Data collection and quality
The data were collected by health professionals through face-to-face interviews with mothers/caregivers. The questionnaire used for this data collection was originally prepared in English and then translated into the local language (Afan Oromo) and back retranslated into English to check its consistency by public health and linguistics professionals. Then, the necessary correction and modification of the instrument were made.
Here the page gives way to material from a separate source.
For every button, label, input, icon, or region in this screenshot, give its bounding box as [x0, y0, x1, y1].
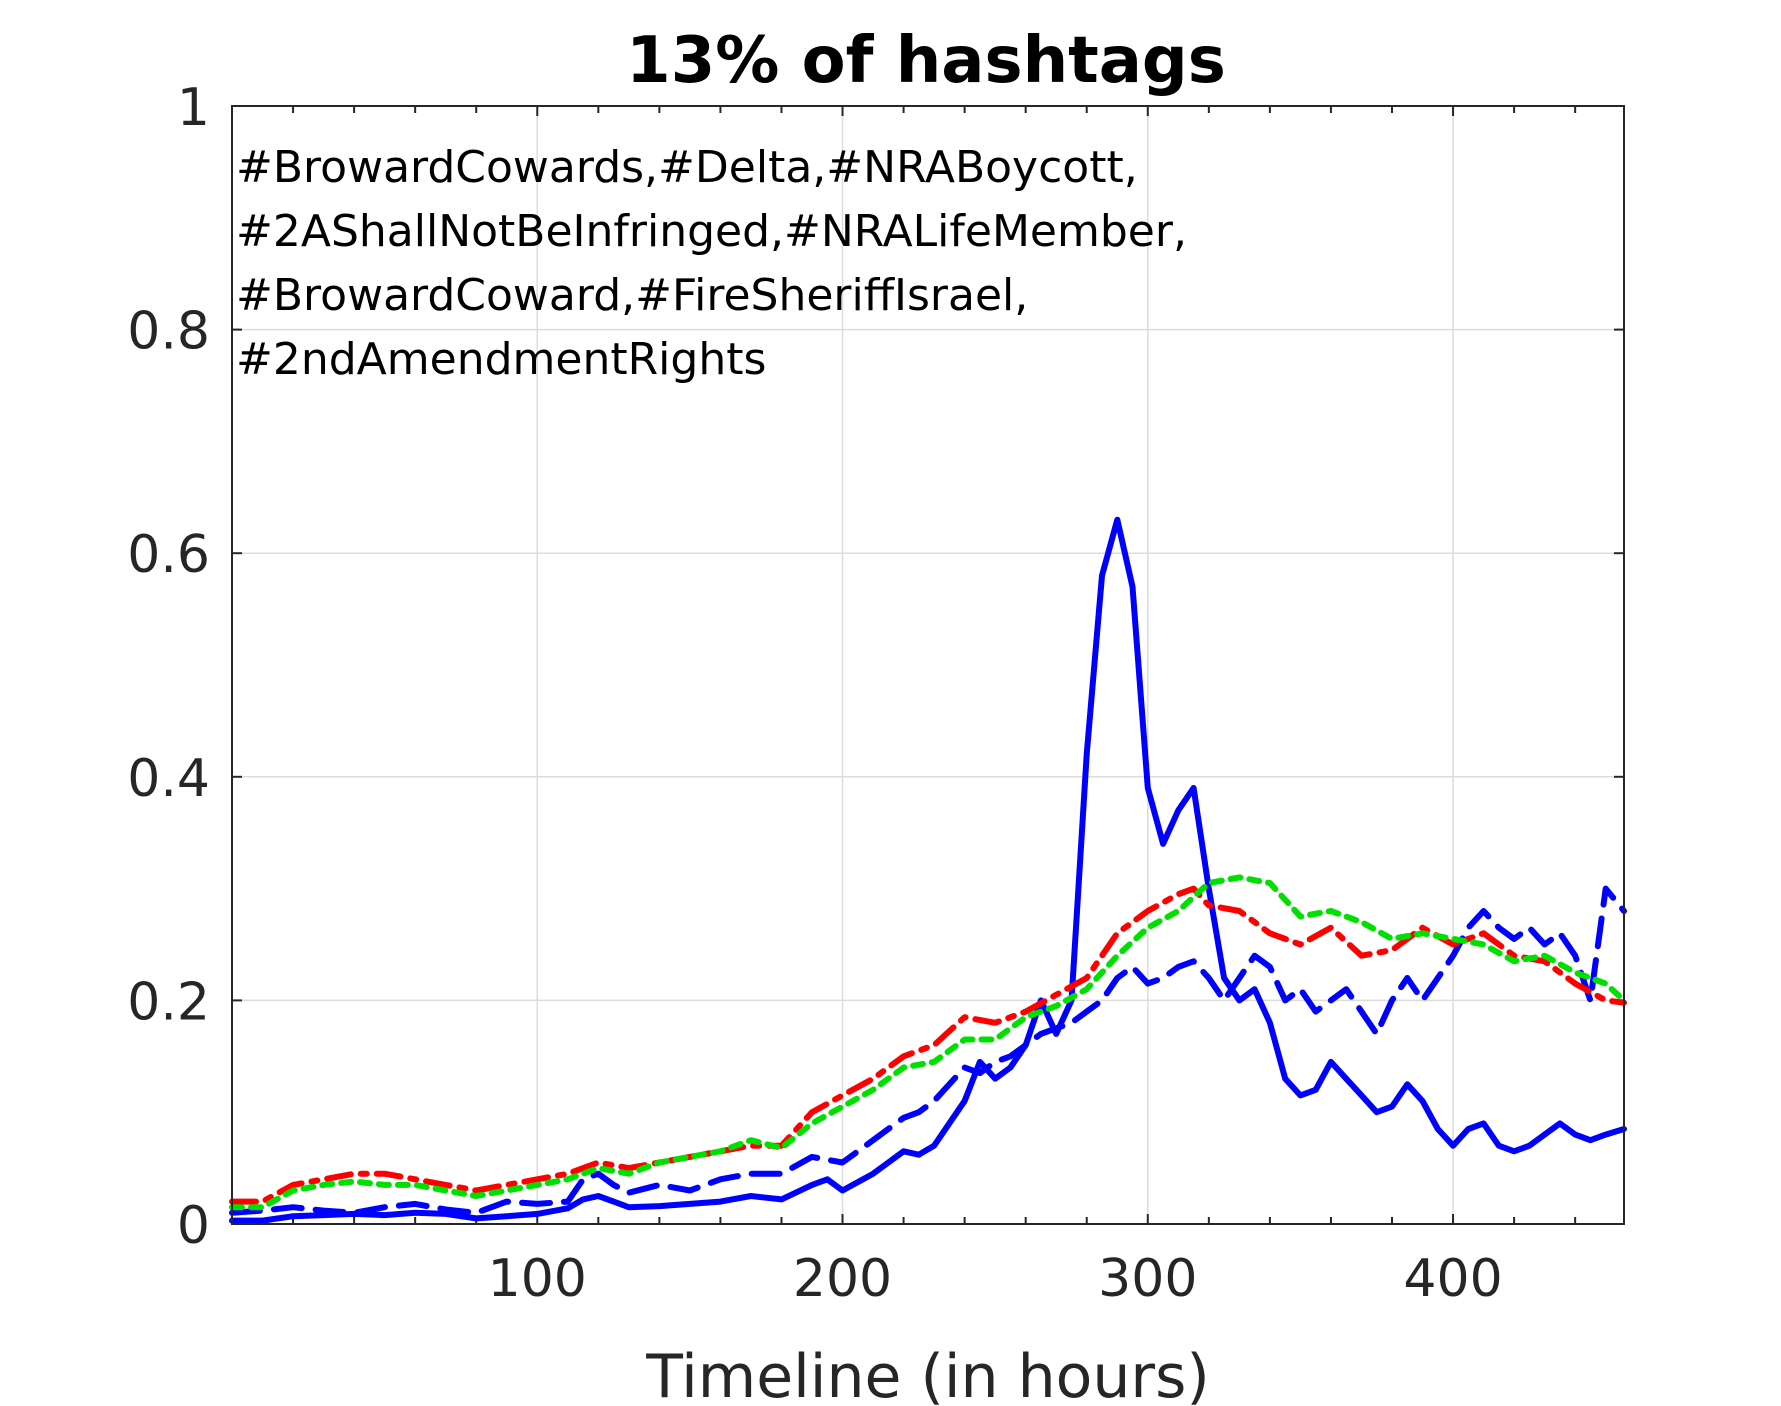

The mother’s interview and anthropometric measurements were done by data collectors following two days of intensive training, which included orientation, demonstration, and field procedures. Pretest of the instrument and the procedure was conducted on 5% of mothers or caregivers of the children in the selected households before actual data collection. Anthropometric measurements were done by using calibrated and pretested scales. The overall day-to-day data collection process and completeness of the collected questionnaires; was checked and any other amendments were made by supervisors and the principal investigator.
Data analyses
Data were entered, cleaned, and checked for correctness using EpiData version 4.2. After exportation, all statistical analyses were carried out using SPSS version 24. Data were described by frequency, percentage, and mean (for continuous data) to compare the cases and controls. The wealth status of the household was computed from the household’s asset ownership and housing characteristics using principal component analysis32. It was categorized as poor, middle, or rich. The logistic regression model was used to assess whether water supply, sanitation, and hygiene practices are associated with childhood undernutrition. The crude odds ratio (COR) and 95% CI were used to identify the unadjusted strength of association between independent and dependent variables in bivariate analysis. To adjust for confounders, multivariable analysis was used. All variables that had a p-value of 0.25 or less in the bivariate analysis were included in the multivariable analysis after multicollinearity among variables was assessed by calculating the variance inflation factor (VIF). Adjusted odds ratios (AOR) with 95% CI were computed to assess the strength of the association and a p-value < 0.05 was used to declare statistical significance in the multivariable analysis.